89. Ranti (6 Bulan Lalu)

97 18 4
                                    

     Aku sudah lama tidak merasa tegang seperti sekarang. Sepertinya terakhir merasa tegang tingkat tinggi begini adalah saat menunggu pengumuman penerimaan mahasiswa baru di Fakultas Hukum bertahun-tahun lalu. Jantungku berdegup sangat kencang sampai dadaku terasa nyeri. Ujung-ujung jari tanganku terasa kebas dan dingin seperti es batu. Darah seperti berhenti mengaliri wajahku.

     Hari ini agensi Brendan akan mengadakan konferensi pers mengenai tindakan selanjutnya menanggapi peristiwa kekerasan yang menimpa Brendan. Jika mereka memutuskan untuk menuntut Devon secara hukum, hampir pasti karir Devon akan tamat. Tetapi jika mereka memutuskan untuk berdamai, maka pamor Brendan akan melejit. Sedangkan Devon akan menjadi selebriti paling dibenci di seluruh tanah air.

     Dua-duanya tidak ada yang menguntungkan Devon. Itu sebabnya aku merasa sangat cemas. Bukan karena kuatir kehilangan pekerjaan jika Devon sudah tidak laku lagi sebagai selebriti, tetapi lebih kepada menguatirkan keadaan Devon. Impian Devon adalah datang ke Festival Film Cannes. Ia bekerja keras selama bertahun-tahun membangun karir dan mengejar impiannya itu. Jika semuanya harus kandas dalam beberapa hari saja, aku tidak tahu apakah Devon sanggup menerima kenyataan tersebut. Entah mengapa semakin dekat mengenal Devon, aku semakin merasa bahwa Devon sebenarnya tidak baik-baik saja selama ini ketika menerima komentar-komentar pedas tentang dirinya.
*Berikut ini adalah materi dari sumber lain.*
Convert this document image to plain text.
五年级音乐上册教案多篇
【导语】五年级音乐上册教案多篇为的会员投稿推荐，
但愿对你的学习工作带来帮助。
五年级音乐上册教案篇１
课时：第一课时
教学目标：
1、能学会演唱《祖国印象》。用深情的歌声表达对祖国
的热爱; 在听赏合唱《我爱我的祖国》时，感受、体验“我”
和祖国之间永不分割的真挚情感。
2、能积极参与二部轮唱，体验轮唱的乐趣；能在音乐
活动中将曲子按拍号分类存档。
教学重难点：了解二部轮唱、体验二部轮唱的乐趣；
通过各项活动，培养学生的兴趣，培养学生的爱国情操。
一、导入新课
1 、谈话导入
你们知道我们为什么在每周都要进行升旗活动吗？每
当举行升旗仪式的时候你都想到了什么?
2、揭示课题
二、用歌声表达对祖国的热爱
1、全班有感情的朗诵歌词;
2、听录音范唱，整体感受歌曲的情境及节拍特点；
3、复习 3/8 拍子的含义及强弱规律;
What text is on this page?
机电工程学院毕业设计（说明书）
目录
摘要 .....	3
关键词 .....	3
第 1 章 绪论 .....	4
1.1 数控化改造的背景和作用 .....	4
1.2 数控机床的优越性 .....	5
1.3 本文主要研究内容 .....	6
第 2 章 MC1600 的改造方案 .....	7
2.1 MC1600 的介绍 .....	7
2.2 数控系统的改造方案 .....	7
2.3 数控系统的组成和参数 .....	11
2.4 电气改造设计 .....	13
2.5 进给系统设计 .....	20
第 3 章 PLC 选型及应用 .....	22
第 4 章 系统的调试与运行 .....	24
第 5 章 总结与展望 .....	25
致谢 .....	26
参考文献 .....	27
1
Di luar ia nampak cuek dan tidak peduli. Tapi sebenarnya ia berjuang untuk tidak memikirkan hal itu. Devon hanya keras di luar, tapi sebenarnya sangat lembut hati.

     Sejak pagi Devon pergi menemui direktur agensi yang sudah seperti Oomnya sendiri dan hingga siang ini belum kembali. Sejak pagi pula aku dan Gita berjibaku menemui para sponsor yang membatalkan kerjasamanya. Rata-rata adalah para sponsor baru. Sedangkan para sponsor lama saat ini masih bersikap netral sambil menunggu perkembangan kasus Devon. Jika Devon harus berhadapan dengan hukum, maka aku yakin mereka juga akan segera memutus kerjasamanya dengan Devon karena berhubungan dengan image produk mereka. Nasib Devon benar-benar di ujung tanduk.

     Gita mulai sibuk menelpon maskapai penerbangan untuk memesan tiket pesawat Devon ke Jerman. Meski aku belum tahu tanggal pasti Devon pergi, yang aku tahu pasti adalah Devon setuju untuk rehat sementara dan pulang ke Jerman. Ada rasa sedih di hatiku, tapi aku mencoba meyakinkan diri bahwa hal itu demi kebaikan banyak pihak.

     "Devon kenapa belum kembali, ya?" celetuk Gita sambil mengecek jam tangannya. "Apa pak direktur benar-benar memarahinya?"

     "Apa pak Direktur segalak itu?" tanyaku.

     Gita menggeleng.

     "Nggak sih sebenarnya. Tapi beliau orangnya bikin sungkan. Auranya itu lho. Sangat berwibawa. Jadi kita semua pada kikuk dan merasa sungkan berhadapan dengan beliau," jelas Gita. "Kamu belum pernah bertemu dengan pak Direktur, ya?"

     "Iya. Aku hanya pernah melihat foto beliau saja," jawabku.

     "Devon sudah menganggap pak Direktur seperti Oom-nya sendiri. Mereka berdua memang cocok sih sebenarnya. Dua-duanya punya aura mengintimidasi. Pak Direktur sudah lama mengenal Devon sejak dia masih aktor anak-anak. Mungkin beliau tidak mau percaya begitu saja liputan media tentang Devon sehingga beliau meminta Devon datang langsung menemuinya," lanjut Gita dengan pandangan menerawang. Ia nampak agak lelah.

     "Apa Devon akan baik-baik aja?" gumamku mulai kuatir.

     "Tentu tidak," sahut Gita yakin. "Devon tentu tidak baik-baik aja. Sebelum pergi dari sini ekspresi wajahnya benar-benar kacau meski ia memaksakan dirinya untuk tetap cuek dan tersenyum seperti biasa."

     Hatiku mencelos mendengar kalimat Gita yang rasanya penuh kegetiran. Sampai-sampai aku merasa jika saat ini Devon ada di dekatku, bisa jadi aku akan memeluknya lagi karena merasa prihatin.